Roger Levin, D.D.S., chairman and CEO of the Levin Group practice management firm, told DrBicuspid.com he recommends CareCredit to dentists because "they continually do an outstanding job."
Dr. Comfort said his patients are welcome to use credit cards or debit cards but emphasized that he doesn't push any particular card. With CareCredit, he receives no rebates and pays about 3% interest on outstanding balances, and his CareCredit patients can avoid paying interest for up to two years if they get a minimum of $2,500 of work done and pay the minimum monthly payments, he said.

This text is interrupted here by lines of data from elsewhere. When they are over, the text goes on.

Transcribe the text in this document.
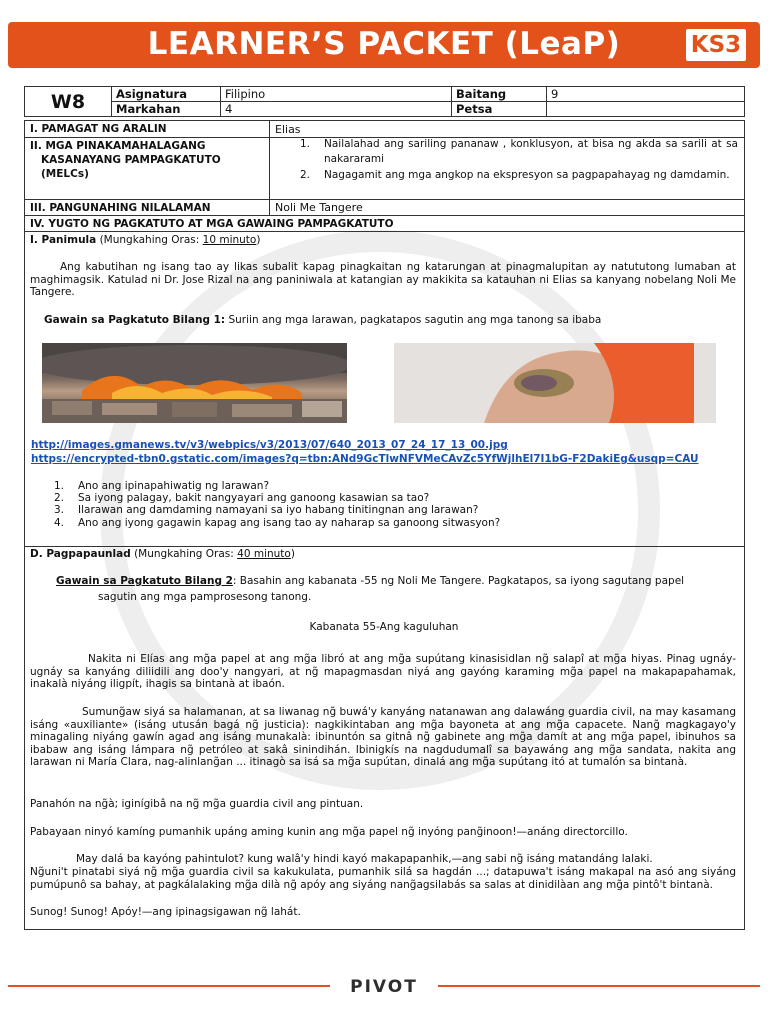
LEARNER’S PACKET (LeaP)	KS3
W8	Asignatura	Filipino	Baitang	9
	Markahan	4	Petsa	
I. PAMAGAT NG ARALIN	Elias
II. MGA PINAKAMAHALAGANG
KASANAYANG PAMPAGKATUTO
(MELCs)
1. Nailalahad ang sariling pananaw , konklusyon, at bisa ng akda sa sarili at sa nakararami
2. Nagagamit ang mga angkop na ekspresyon sa pagpapahayag ng damdamin.
III. PANGUNAHING NILALAMAN	Noli Me Tangere
IV. YUGTO NG PAGKATUTO AT MGA GAWAING PAMPAGKATUTO
I. Panimula (Mungkahing Oras: 10 minuto)
Ang kabutihan ng isang tao ay likas subalit kapag pinagkaitan ng katarungan at pinagmalupitan ay natututong lumaban at maghimagsik. Katulad ni Dr. Jose Rizal na ang paniniwala at katangian ay makikita sa katauhan ni Elias sa kanyang nobelang Noli Me Tangere.
Gawain sa Pagkatuto Bilang 1: Suriin ang mga larawan, pagkatapos sagutin ang mga tanong sa ibaba
http://images.gmanews.tv/v3/webpics/v3/2013/07/640_2013_07_24_17_13_00.jpg
https://encrypted-tbn0.gstatic.com/images?q=tbn:ANd9GcTlwNFVMeCAvZc5YfWjlhEl7I1bG-F2DakiEg&usqp=CAU
1. Ano ang ipinapahiwatig ng larawan?
2. Sa iyong palagay, bakit nangyayari ang ganoong kasawian sa tao?
3. Ilarawan ang damdaming namayani sa iyo habang tinitingnan ang larawan?
4. Ano ang iyong gagawin kapag ang isang tao ay naharap sa ganoong sitwasyon?
D. Pagpapaunlad (Mungkahing Oras: 40 minuto)
Gawain sa Pagkatuto Bilang 2: Basahin ang kabanata -55 ng Noli Me Tangere. Pagkatapos, sa iyong sagutang papel
sagutin ang mga pamprosesong tanong.
Kabanata 55-Ang kaguluhan
Nakita ni Elías ang mg̃a papel at ang mg̃a libró at ang mg̃a supútang kinasisidlan ng̃ salapî at mg̃a hiyas. Pinag ugnáy-ugnáy sa kanyáng diliidili ang doo'y nangyari, at ng̃ mapagmasdan niyá ang gayóng karaming mg̃a papel na makapapahamak, inakalà niyáng iligpít, ihagis sa bintanà at ibaón.
Sumung̃aw siyá sa halamanan, at sa liwanag ng̃ buwá'y kanyáng natanawan ang dalawáng guardia civil, na may kasamang isáng «auxiliante» (isáng utusán bagá ng̃ justicia): nagkikintaban ang mg̃a bayoneta at ang mg̃a capacete. Nang̃ magkagayo'y minagaling niyáng gawín agad ang isáng munakalà: ibinuntón sa gitnâ ng̃ gabinete ang mg̃a damít at ang mg̃a papel, ibinuhos sa ibabaw ang isáng lámpara ng̃ petróleo at sakâ sinindihán. Ibinigkís na nagdudumalî sa bayawáng ang mg̃a sandata, nakita ang larawan ni María Clara, nag-alinlang̃an ... itinagò sa isá sa mg̃a supútan, dinalá ang mg̃a supútang itó at tumalón sa bintanà.
Panahón na ng̃à; iginígibâ na ng̃ mg̃a guardia civil ang pintuan.
Pabayaan ninyó kamíng pumanhik upáng aming kunin ang mg̃a papel ng̃ inyóng pang̃inoon!—anáng directorcillo.
May dalá ba kayóng pahintulot? kung walâ'y hindi kayó makapapanhik,—ang sabi ng̃ isáng matandáng lalaki.
Ng̃uni't pinatabi siyá ng̃ mg̃a guardia civil sa kakukulata, pumanhik silá sa hagdán ...; datapuwa't isáng makapal na asó ang siyáng pumúpunô sa bahay, at pagkálalaking mg̃a dilà ng̃ apóy ang siyáng nang̃agsilabás sa salas at dinidilàan ang mg̃a pintô't bintanà.
Sunog! Sunog! Apóy!—ang ipinagsigawan ng̃ lahát.
PIVOT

Irvin Lubis, D.M.D., a former periodontist who now runs Dental Success Marketing, said he occasionally hears that patients who don't make timely payments are charged interest retroactively on balances for the CareCredit cards. "Office managers should carefully explain terms of the agreement," he told DrBicuspid.com.
The interest-free plans are subsidized by the interest rate that providers pay to the banks issuing the cards, he added.
Dr. Lubis said Cuomo's investigation casts a negative light on the majority of ethical dentists. "It's very unfortunate and is kind of a black eye on dentistry and the good dentists who are trying to work with patients in today's difficult economy," he said.
Providers have urged cardholders to finance procedures even when they can pay in cash, Cuomo said. Providers are paid within two days of the charge, giving them even more incentive to push the cards, the AG said. But this is a common credit card policy, according to Dr. Lubis.
In January, California passed a new law regulating the way credit cards and other loan products are handled in dental offices. The law is designed to protect elderly and low-income patients or those who speak limited English from signing up for credit without understanding what they are doing. Dentists must give information in the patient's primary language, and costs must be refunded if dental services aren't provided within 15 days.